IN THE UNITED STATES BANKRUPTCY COURT
FOR THE NORTHERN DISTRICT OF CALIFORNIA
In re
CIRCLE W. RANCH, No. 92-13256
Debtor.
___________________________/
CIRCLE W. RANCH,
Plaintiff,
v. A.P. No. 93-1029
STATE OF CALIFORNIA,
Defendant.
______________________________/
Memorandum of Decision
In 1988, debtor Circle W. Ranch deeded its real property at 280 Leveroni Road, Sonoma,
California, to one James Mitchell. Although the form of the deed was an absolute transfer, the
evidence establishes clearly that Circle W and Mitchell intended the transaction between
themselves to be a security transaction, with Circle W retaining the right to regain title. Circle
W retained possession of the property, and made all debt service, insurance, property tax, and
other payments associated with the property.

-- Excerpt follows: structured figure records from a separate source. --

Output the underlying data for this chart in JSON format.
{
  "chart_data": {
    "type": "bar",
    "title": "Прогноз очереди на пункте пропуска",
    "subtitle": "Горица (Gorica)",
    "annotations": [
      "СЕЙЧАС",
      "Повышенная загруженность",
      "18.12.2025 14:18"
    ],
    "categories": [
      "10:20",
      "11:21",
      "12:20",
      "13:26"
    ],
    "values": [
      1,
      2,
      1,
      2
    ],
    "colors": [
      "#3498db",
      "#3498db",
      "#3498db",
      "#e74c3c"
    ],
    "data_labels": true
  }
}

This adversary proceeding is over $75,000.00 in capital gains tax which the State of
California claims is due on account of the sale to Mitchell. The state argues that even if the
parties intended the transfer to Mitchell to be for security purposes, it must be treated as an
outright sale for tax purposes.
Pursuant to California Revenue and Taxation Code section 18031, gain or loss on the the
disposition of property is to be determined in accordance with federal tax law. In
Helvering
v. F. & R. Lazarus Co., 308 U.S. 252 (1939), the Supreme Court held that the substance of the
transaction, not its form, determines if there has been a sale for tax purposes. See also
Patton
v. Jonas, 249 F.2d 375 (7th Cir. 1957). As the tax court noted in
Vickers v. Commissioner, 36
TCM 391 (1977):
A primary factor governing whether a transaction is
a sale or a security arrangement is the parties' in-
tentions, gathered from the instruments themselves
and from the attending facts and circumstances.

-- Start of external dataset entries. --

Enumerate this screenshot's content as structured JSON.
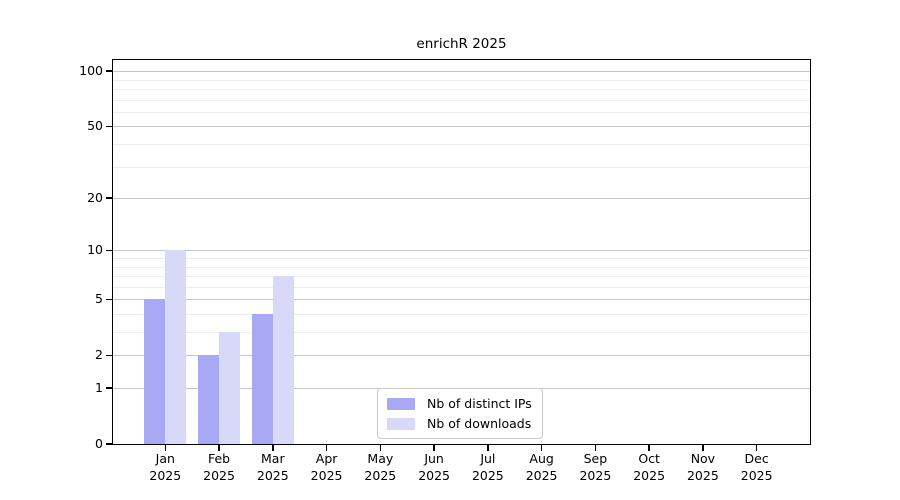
{
  "chart_data": {
    "type": "bar",
    "title": "enrichR 2025",
    "categories": [
      {
        "month": "Jan",
        "year": "2025"
      },
      {
        "month": "Feb",
        "year": "2025"
      },
      {
        "month": "Mar",
        "year": "2025"
      },
      {
        "month": "Apr",
        "year": "2025"
      },
      {
        "month": "May",
        "year": "2025"
      },
      {
        "month": "Jun",
        "year": "2025"
      },
      {
        "month": "Jul",
        "year": "2025"
      },
      {
        "month": "Aug",
        "year": "2025"
      },
      {
        "month": "Sep",
        "year": "2025"
      },
      {
        "month": "Oct",
        "year": "2025"
      },
      {
        "month": "Nov",
        "year": "2025"
      },
      {
        "month": "Dec",
        "year": "2025"
      }
    ],
    "series": [
      {
        "name": "Nb of distinct IPs",
        "color": "#a8a8f5",
        "values": [
          5,
          2,
          4,
          0,
          0,
          0,
          0,
          0,
          0,
          0,
          0,
          0
        ]
      },
      {
        "name": "Nb of downloads",
        "color": "#d8d8f8",
        "values": [
          10,
          3,
          7,
          0,
          0,
          0,
          0,
          0,
          0,
          0,
          0,
          0
        ]
      }
    ],
    "xlabel": "",
    "ylabel": "",
    "y_ticks": [
      0,
      1,
      2,
      5,
      10,
      20,
      50,
      100
    ],
    "y_minor_ticks": [
      3,
      4,
      6,
      7,
      8,
      9,
      30,
      40,
      60,
      70,
      80,
      90
    ],
    "ylim": [
      0,
      115
    ],
    "y_scale": "log1p",
    "grid": true,
    "legend_position": "lower center"
  }
}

In this case, the attending facts and circumstances show that neither party intended a sale.
The only case cited by the state,
Munger v. Moore, 11 Cal.App.3d 1 (1970), is not a tax case
and does not seem relevant to taxation situations. The cases cited above make it clear that a
taxing authority does not have the rights of an innocent purchaser, and is bound by the
substance of the transaction.
Accordingly, judgment shall be entered in favor of Circle W declaring that the 1988
transaction was not a sale in substance and, accordingly, no taxes are due on account of it. Any
tax lien based on that transaction will be declared void. Circle W shall recover its costs of suit.
This memorandum constitutes the court's findings and conclusions pursuant to FRCP 52(a)
and FRBP 7052. Counsel for plaintiff shall submit an appropriate form of judgment forthwith.